IMAGE

Fig. S2

ID
ZDB-IMAGE-170908-1
Source
Figures for Fukuda et al., 2017
Image
Figure Caption

Fig. S2

asb2b is involved in myofilament organization.

(a) 3D images of 50 hpf WT and asb2b mutant hearts stained with myosin heavy chain antibody (MF20). At, atrium; V, ventricle. Cardiomyocytes in the WT ventricle exhibit cortical myosin localization, while those in asb2b mutants show less cortical localization of myosin and exhibit punctae of myosin (arrow). WT atrial cardiomyocytes exhibit clear myofilaments, whereas fewer myofilaments are observed in asb2b mutants. (b) Electron micrographs of 50 hpf WT and asb2b mutant ventricles. Close-up views of the cardiomyocyte cell-cell contact regions in yellow dotted boxes are shown (yellow squares with red arrowheads). Ventricular cardiomyocytes in asb2b mutants exhibit fewer regions of cell-cell contact (red arrowheads). asb2b mutant cardiomyocytes exhibit many more membrane protrusions (yellow arrowheads) compared to WT. Scale bars, 2 μm. Magnified views of myofilaments in white dotted boxes are shown (black arrows). Scale bar, 0.5 μm. (c) Lateral views of a 50 hpf control embryo and an embryo injected with 50 pg asb2b mRNA. Anterior to the left. Scale bar, 200 μm.

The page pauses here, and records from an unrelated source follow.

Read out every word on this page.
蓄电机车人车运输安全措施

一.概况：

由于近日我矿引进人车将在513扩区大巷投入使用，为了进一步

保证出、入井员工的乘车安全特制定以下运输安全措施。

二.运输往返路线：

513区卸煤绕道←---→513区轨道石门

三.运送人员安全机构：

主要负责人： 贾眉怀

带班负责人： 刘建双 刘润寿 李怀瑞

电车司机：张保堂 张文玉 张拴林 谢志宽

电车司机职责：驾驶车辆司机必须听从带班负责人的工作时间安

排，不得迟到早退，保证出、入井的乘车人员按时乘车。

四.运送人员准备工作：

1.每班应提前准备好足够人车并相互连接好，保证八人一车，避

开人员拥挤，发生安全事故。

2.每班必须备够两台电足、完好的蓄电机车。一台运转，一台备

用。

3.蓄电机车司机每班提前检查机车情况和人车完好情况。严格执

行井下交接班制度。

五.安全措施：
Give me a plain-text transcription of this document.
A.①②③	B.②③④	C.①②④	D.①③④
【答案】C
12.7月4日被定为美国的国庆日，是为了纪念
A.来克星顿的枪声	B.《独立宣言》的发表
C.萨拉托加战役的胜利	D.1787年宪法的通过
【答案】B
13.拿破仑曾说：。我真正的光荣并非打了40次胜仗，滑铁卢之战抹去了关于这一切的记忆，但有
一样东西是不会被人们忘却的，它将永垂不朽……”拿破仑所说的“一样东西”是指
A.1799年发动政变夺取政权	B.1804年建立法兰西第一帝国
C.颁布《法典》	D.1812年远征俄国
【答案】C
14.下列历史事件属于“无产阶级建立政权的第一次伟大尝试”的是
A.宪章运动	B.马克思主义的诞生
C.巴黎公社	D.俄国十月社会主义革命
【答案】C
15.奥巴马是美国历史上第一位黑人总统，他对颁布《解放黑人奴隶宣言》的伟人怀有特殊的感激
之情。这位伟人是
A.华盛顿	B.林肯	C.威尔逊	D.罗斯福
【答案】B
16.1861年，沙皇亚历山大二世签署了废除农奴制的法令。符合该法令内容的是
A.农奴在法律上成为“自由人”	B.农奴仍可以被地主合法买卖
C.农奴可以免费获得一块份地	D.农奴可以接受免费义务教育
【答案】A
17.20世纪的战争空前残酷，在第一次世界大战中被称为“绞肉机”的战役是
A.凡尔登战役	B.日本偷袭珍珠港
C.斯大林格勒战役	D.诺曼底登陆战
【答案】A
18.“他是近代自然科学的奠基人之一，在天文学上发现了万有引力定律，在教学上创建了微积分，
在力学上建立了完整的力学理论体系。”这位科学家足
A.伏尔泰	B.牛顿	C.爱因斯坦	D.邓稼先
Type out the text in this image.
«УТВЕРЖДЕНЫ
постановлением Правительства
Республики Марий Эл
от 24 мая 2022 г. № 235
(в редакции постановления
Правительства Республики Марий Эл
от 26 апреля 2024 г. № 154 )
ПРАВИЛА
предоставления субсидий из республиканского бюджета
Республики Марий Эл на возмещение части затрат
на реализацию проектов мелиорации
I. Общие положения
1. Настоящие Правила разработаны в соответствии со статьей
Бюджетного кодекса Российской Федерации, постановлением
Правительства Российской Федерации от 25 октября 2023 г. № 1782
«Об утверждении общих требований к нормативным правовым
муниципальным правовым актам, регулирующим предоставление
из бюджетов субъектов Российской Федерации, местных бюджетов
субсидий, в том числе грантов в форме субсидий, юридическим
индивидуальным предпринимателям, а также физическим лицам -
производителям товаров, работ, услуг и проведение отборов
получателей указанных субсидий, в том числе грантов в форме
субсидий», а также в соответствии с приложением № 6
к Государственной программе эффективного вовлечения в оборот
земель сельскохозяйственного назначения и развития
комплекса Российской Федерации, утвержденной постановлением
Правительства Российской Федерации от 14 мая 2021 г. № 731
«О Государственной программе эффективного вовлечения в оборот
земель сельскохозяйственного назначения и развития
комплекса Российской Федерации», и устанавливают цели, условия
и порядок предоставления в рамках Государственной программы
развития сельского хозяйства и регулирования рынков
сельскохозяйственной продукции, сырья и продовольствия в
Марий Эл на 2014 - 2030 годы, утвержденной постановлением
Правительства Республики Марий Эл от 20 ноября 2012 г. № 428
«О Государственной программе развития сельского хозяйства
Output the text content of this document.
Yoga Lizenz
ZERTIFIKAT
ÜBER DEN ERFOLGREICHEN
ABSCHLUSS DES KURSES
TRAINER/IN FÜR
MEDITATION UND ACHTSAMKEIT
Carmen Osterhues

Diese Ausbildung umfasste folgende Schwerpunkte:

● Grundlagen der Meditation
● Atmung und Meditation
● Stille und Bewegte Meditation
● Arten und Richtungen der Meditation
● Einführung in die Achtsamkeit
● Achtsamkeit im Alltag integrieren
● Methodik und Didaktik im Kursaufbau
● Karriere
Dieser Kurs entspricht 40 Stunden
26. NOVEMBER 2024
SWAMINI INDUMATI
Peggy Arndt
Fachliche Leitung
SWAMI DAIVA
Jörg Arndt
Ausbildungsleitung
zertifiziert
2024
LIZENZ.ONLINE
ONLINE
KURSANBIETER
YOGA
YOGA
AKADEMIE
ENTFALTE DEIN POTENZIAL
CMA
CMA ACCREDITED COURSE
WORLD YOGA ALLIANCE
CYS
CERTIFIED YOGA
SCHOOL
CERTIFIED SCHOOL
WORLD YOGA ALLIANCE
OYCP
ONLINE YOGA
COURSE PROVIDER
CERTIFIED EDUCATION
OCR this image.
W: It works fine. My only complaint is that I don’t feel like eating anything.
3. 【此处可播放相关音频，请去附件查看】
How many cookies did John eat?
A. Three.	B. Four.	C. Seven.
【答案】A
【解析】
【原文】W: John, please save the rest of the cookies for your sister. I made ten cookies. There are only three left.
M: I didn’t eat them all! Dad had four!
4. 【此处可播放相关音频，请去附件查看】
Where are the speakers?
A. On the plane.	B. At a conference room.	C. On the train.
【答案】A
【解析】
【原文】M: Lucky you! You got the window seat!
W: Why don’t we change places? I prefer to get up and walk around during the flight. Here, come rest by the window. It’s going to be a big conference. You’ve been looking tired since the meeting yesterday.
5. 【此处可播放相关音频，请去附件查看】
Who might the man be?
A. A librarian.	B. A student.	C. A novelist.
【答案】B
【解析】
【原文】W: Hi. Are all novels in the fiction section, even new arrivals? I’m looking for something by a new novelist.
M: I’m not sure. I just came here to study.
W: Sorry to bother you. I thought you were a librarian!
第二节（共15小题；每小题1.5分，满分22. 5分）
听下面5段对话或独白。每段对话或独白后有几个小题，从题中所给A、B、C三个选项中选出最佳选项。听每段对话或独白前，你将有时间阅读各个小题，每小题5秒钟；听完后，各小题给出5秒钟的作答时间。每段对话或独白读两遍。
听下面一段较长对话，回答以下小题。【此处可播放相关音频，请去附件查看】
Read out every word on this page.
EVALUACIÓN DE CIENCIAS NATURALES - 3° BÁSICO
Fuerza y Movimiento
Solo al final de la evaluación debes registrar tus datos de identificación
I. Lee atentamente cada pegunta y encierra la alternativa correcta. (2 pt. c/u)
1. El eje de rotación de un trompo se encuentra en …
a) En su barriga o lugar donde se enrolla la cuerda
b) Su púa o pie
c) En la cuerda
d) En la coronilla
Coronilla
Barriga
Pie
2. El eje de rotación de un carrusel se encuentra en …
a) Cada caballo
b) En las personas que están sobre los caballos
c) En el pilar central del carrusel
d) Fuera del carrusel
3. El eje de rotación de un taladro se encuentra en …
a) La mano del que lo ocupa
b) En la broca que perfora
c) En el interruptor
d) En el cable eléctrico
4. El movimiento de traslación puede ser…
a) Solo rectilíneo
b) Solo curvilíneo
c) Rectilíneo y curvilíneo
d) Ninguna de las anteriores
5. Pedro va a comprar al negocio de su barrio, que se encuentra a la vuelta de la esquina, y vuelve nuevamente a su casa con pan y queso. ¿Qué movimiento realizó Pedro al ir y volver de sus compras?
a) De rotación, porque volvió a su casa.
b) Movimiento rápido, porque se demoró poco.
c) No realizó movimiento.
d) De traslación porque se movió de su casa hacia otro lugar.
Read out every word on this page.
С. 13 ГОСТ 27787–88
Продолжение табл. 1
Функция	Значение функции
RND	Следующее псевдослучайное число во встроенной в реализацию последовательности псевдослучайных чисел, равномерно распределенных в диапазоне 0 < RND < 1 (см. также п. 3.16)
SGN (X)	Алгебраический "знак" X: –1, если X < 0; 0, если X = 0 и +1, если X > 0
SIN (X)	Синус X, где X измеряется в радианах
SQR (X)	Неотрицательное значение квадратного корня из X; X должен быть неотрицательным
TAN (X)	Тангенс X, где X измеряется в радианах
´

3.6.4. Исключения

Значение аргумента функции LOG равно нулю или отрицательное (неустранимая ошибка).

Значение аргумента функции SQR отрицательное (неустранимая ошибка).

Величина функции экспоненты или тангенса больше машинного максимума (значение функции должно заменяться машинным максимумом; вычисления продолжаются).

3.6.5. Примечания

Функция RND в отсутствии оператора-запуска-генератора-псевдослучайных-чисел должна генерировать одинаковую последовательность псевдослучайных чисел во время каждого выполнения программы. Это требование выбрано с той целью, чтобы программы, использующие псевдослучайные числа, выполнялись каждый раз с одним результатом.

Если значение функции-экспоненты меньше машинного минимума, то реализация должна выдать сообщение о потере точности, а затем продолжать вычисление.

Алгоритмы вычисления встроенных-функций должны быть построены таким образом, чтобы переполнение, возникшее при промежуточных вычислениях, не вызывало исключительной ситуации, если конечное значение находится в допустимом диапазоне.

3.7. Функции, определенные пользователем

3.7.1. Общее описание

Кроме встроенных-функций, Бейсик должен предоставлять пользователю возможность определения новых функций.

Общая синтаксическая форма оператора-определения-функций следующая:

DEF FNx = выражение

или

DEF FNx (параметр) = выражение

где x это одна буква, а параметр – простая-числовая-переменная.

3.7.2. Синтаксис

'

Number of fish showing pericardial edema (n=60 fish). 1-cell stage embryos were injected with different amounts of asb2b mRNA and analyzed at 55 hpf. 3D images and close-up views of Tg(myl7:LIFEACT-GFP) hearts of 55 hpf embryos injected with 50 pg asb2b mRNA. At, atrium; V, ventricle. Error bars, SEM. Scale bars, 20 μm.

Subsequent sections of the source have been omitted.